What is it with cupcakes, brownies and muffins?  And don’t get me started on the donut.  Yes, they are all three über American, and delicious (well, I am not such a donut fan, but I can see their appeal).  But the hype?!  And the quality of these, in Berlin at least, usually has much to be desired.  Industrial, bland, super sweet, and with no soul.  It is hard to go wrong with a Mohnstrudel or Zupfkuchen, but stay away from those muffins at your local baker.
Then there is the chocolate chip cookie.  Simple to make, utterly delicious, easily pimped with other ingredients and the best “bread” for a vanilla ice cream sandwich (oink!).  Despite this, the CCC hardly ever makes an appearance outside of the USA.  In Berlin, Hudsons does a proper one (with the correct sugar!) and Alpenstück Bakery does an acceptable one (though not fabulous).
But really, it takes all of 20 minutes to make them from start to finish, and even though you won’t find good chocolate chips in Germany, you don’t need them!  Chocolate chips, after all, are just pieces of bittersweet chocolate.  Use the best you can afford, but don’t stress if that means the EUR 0,35 bars from Netto, they work too!
The gold standard for chocolate chip cookies is of course the Toll House Cookie.  I make toll house cookies for me, my boyfriend and visiting Americans.  I make another recipe for friends and for my shop.  Why two recipes?  Two reasons:
Toll House cookies require “American brown sugar”.  This is not the brown sugar you can get at any supermarket in Germany. American brown sugar has molasses in it.  And it MAKES a cookie.  The combination of American brown sugar and granulated (regular, white) sugar creates a sweetness that is different than anything you can achieve with just granulated or brown sugar. American brown sugar is not expensive, but it is not so easy to come by (newsflash: reliable sources claim it can be found at Asian supermarkets in Germany! Will confirm).

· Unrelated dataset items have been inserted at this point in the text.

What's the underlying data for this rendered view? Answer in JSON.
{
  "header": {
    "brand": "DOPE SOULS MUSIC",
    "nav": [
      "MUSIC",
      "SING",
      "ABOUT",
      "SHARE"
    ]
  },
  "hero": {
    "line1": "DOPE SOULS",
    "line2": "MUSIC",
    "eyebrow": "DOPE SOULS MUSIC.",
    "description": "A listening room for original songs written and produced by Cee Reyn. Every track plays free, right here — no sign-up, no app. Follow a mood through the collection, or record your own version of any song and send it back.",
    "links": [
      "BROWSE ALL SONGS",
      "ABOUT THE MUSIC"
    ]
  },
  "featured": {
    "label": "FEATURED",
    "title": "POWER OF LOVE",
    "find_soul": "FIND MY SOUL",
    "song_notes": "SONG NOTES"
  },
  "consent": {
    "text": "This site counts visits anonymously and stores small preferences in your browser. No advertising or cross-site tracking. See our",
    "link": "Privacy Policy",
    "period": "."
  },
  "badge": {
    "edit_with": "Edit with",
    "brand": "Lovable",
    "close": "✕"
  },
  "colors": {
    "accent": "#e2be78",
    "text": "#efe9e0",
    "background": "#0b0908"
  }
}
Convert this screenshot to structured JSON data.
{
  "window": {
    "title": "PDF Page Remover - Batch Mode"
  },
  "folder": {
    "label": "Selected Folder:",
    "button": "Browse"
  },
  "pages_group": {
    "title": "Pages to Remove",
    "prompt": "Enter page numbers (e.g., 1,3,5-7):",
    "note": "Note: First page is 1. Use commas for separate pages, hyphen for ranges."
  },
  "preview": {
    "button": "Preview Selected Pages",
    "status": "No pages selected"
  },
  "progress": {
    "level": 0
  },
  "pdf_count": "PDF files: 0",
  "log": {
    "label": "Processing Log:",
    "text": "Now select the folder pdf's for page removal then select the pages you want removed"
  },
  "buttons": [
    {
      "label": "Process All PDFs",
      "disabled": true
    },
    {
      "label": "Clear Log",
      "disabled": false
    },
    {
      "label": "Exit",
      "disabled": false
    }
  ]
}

People who did not grow up with Toll House Cookies don’t seem to necessarily prefer them to other chocolate chip cookies.  If
you are American and reading this, I assure you this is true, and I don’t understand it any more than you. Hence the two recipes.
I will share the alternate recipe, from Donna Hay.  The Toll House recipe is here:  Toll House Cookies
If you can track down some American brown sugar, try both!
The technique and equipment are the same.
You will need:
Mixing bowl
Sturdy rubber spatula
Hand mixer (in a pinch you can do this by hand)
Measuring cups (for Toll House)
Kitchen scale (for the alternate recipe)
Measuring spoons
Cookie sheet or baking sheet
Baking paper
Cooling rack
Flour sifter
This recipe is adapted from Donna Hay’s Modern Classics Book 2 (Modern Classics Süß in German).  More on her later!
125g soft butter
1/2 teaspoon vanilla (use REAL vanilla people!  not vanilla sugar, not imitation vanilla)
200g brown sugar (“regular brown sugar”)
2 eggs (large)
270g flour, sifted
1 teaspoon baking powder
200g bittersweet chocolate, roughly chopped
Preheat oven to 190°C
Tips:  Preheat the oven, make sure you are using soft butter
I hate recipes that say “makes 20 cookies” and then you end up with 12, or 40.  You can make these as big (one giant cookie) or as small as you like.  Just note that cooking times will vary depending on size.
Combine butter, sugar and vanilla in a mixing bowl with a hand mixer until very well mixed and smooth. Lightly beat eggs in a small bowl and add them to the butter mixture a little at a time (mixing all the while) Once eggs are fully integrated, sift the flour and baking powder onto the mixture.  Add the chocolate and mix well. Now, you can either bake now, or chill for up to a day. Chilling allows you to easily portion the dough, but is not necessary. Divide the dough as you wish, and back for roughly 10 minutes.  Again, this will depend on your oven and how large the cookies are. They are done when lightly golden brown. Remove from the oven and put the cookies immediately on a cooking rack.  Let cool at least 5 minutes before eating.
Aren’t they delicious?  Just as good as a brownie, no?  Sexy, even.